I also noticed that the tach is swinging about 2-300 RPM while at a 3000 RPM cruise. I cannot hear or feel this difference but it didn’t happen before.
Any tips?
Model number - 574BP8GDF
 
Last edited:

Lou C

Supreme Mariner
Joined
Nov 10, 2002
Messages
11,831
When you say it works....does triggering the ESA by hand with the engine running in neutral drop the idle rpm from approx. 600 to 450 or so? That is how it is supposed to work. What is your idle rpm in gear? Should be approx. 550-600. Is your transom shift cable moving freely? What about the bellcrank in the pivot housing? When these drives won't go into Neutral, the causes are usually:
idle rpm too high and ESA can't lower it enough
ESA not functional
Transom shift cable getting stiff
Pivot housing bell crank getting bound up by deposits in the pivot housing, caused by an inadequately sealed gasket between the drive the pivot housing.

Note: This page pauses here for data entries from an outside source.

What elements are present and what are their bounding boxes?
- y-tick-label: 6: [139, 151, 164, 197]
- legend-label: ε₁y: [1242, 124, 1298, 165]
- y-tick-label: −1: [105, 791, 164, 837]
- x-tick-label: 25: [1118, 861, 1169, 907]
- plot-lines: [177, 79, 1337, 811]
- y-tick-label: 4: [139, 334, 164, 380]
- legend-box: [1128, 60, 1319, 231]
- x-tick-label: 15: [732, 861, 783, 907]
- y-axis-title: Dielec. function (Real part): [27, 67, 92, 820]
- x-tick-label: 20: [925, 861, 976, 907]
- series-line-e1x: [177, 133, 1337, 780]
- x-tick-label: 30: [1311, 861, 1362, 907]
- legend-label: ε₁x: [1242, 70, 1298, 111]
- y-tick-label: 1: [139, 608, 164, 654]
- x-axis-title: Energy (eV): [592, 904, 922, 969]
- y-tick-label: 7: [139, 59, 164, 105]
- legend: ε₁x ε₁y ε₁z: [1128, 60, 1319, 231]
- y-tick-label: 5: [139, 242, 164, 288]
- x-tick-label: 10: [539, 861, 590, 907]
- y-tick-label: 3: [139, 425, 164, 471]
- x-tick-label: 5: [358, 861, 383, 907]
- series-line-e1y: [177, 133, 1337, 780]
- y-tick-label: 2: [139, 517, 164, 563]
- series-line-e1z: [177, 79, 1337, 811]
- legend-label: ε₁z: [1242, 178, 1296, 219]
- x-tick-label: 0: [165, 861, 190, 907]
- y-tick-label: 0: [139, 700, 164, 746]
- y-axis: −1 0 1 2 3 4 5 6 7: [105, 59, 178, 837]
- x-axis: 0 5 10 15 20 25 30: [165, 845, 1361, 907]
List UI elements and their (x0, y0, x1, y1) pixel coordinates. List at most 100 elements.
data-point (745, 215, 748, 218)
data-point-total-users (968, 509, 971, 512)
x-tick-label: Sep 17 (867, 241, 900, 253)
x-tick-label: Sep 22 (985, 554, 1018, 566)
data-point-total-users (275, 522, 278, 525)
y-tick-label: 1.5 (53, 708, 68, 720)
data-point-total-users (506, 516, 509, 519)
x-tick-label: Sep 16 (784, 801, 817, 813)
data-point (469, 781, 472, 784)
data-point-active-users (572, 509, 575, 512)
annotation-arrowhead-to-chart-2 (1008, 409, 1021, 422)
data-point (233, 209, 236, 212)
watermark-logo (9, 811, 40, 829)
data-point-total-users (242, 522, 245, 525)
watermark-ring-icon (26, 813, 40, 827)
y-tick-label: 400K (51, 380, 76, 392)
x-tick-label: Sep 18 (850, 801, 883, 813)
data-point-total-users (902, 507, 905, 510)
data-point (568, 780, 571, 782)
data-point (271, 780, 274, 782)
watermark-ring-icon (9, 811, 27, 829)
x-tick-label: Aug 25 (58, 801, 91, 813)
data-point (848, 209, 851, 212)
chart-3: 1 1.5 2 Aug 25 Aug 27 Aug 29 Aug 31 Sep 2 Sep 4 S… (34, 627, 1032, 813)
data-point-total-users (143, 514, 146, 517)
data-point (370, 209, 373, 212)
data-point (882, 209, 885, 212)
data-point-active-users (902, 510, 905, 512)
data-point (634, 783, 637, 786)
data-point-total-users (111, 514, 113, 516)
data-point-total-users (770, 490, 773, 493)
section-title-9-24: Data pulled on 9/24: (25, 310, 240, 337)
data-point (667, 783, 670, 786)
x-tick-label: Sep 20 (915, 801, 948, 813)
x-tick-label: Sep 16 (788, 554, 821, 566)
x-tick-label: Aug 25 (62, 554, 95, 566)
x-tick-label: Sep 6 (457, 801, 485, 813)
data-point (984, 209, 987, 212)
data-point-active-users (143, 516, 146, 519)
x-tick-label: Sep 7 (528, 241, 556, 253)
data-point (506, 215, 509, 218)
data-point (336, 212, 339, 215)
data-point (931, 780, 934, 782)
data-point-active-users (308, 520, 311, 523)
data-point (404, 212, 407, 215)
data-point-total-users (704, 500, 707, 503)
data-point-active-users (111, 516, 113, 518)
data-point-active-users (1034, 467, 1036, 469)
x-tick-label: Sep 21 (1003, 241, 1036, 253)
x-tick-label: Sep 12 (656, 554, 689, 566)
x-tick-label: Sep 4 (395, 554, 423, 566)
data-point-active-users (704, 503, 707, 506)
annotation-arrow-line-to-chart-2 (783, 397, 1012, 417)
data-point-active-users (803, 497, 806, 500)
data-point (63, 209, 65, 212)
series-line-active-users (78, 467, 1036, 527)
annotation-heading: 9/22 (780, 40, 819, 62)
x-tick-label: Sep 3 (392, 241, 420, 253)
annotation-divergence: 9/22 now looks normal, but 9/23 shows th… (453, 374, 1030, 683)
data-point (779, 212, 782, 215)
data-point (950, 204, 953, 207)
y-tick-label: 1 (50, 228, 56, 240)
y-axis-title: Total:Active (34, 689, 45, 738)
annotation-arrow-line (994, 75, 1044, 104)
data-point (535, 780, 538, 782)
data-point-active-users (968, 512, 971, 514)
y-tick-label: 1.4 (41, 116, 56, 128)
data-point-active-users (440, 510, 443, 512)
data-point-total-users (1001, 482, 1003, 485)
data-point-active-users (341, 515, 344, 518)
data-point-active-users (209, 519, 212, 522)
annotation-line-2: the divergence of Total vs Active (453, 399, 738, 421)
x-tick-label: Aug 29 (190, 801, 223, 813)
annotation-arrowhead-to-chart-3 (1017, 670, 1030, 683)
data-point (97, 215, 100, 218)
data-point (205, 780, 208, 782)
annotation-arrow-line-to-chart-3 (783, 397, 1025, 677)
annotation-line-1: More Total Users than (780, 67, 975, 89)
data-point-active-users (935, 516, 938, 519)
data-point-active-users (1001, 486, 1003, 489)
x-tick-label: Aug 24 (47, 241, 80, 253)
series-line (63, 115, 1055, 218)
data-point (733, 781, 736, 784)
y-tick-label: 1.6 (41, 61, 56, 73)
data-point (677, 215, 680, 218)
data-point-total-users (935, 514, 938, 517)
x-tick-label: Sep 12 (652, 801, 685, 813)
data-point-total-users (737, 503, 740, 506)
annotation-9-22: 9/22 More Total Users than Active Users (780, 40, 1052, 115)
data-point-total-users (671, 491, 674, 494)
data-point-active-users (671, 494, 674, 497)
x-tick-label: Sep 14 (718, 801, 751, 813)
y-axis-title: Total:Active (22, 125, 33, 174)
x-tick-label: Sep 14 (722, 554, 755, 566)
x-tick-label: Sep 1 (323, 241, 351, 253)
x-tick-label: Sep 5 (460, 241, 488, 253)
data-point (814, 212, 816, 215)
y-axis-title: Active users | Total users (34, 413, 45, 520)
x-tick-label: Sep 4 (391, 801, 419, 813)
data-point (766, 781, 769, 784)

if you find that the shift cable is getting stiff you will have to replace it and get the special tools to properly adjust it.
 

A1957

Seaman
Joined
Jul 22, 2019
Messages
56
I’m not sure what the idle is because the tach is giving me issues too but the rpm definitely drops when I move the trigger by hand. I’ll get a handheld tach and check the idle rpm.
The cable felt free when I just had the drive off. By bell crank are you talking about the up-down shift rod in the upper housing?
 

Lou C

Supreme Mariner
Joined
Nov 10, 2002
Messages
11,831
The bell crank is in the pivot housing (part the drive bolts onto) on the right side where the shift cable guide pokes out. The pocket it sits in can get crudded up with water deposits if that gasket leaks. The up and down shift rod actually goes into the front of the lower gear housing but sticks up and the rod end of the bellcrank fits in the middle of it. So if the bellcrank gets sticky it won't move the shift rod smoothly.
 

jerryjerry05

Supreme Mariner
Joined
May 7, 2008
Messages
17,926
The micro switches they working?
Run the motor and manually push the shift arm up and down.
It should kill the motor temporarily when it's activated.
The shift rods bird mouth rides on the bellcrank.
As the shifters moved the bellcrank goes up or down.
There's a 1/4-20 screw holding the shift rod on the bellcrank.
IF?? the cables stiff or the corrosion is bad the bellcrank can bend and cause the hard shifting.

How old' the shift cable?
They had problems with the OEM cable.

If you remove the bellcrank/shiftarm, when replacing, fill the cavity with marine grease.
 

A1957

Seaman
Joined
Jul 22, 2019
Messages
56
The micro switches are working. The RPM definitely drops when I activate them by hand. It also shifts INTO gear quite nicely.
the shift cable itself is only a few years old but I didn’t put it on. A shop did. When I had the drive off recently the cable moved freely. I also dint notice any crud near the bellcrank. I cleaned everything up pretty good with a a small wire brush and a vacuum.
i won’t be able to get back up to the boat for a couple weeks now. I sure hope I don’t have to pull the drive again.
 

Lou C

Supreme Mariner
Joined
Nov 10, 2002
Messages
11,831
First thing is to hook up an accurate tach to see what it drops the idle rpm to when you trigger the esa interrupt lever. Normal idle not more than 600 and when you trigger the lever it should drop to about 450.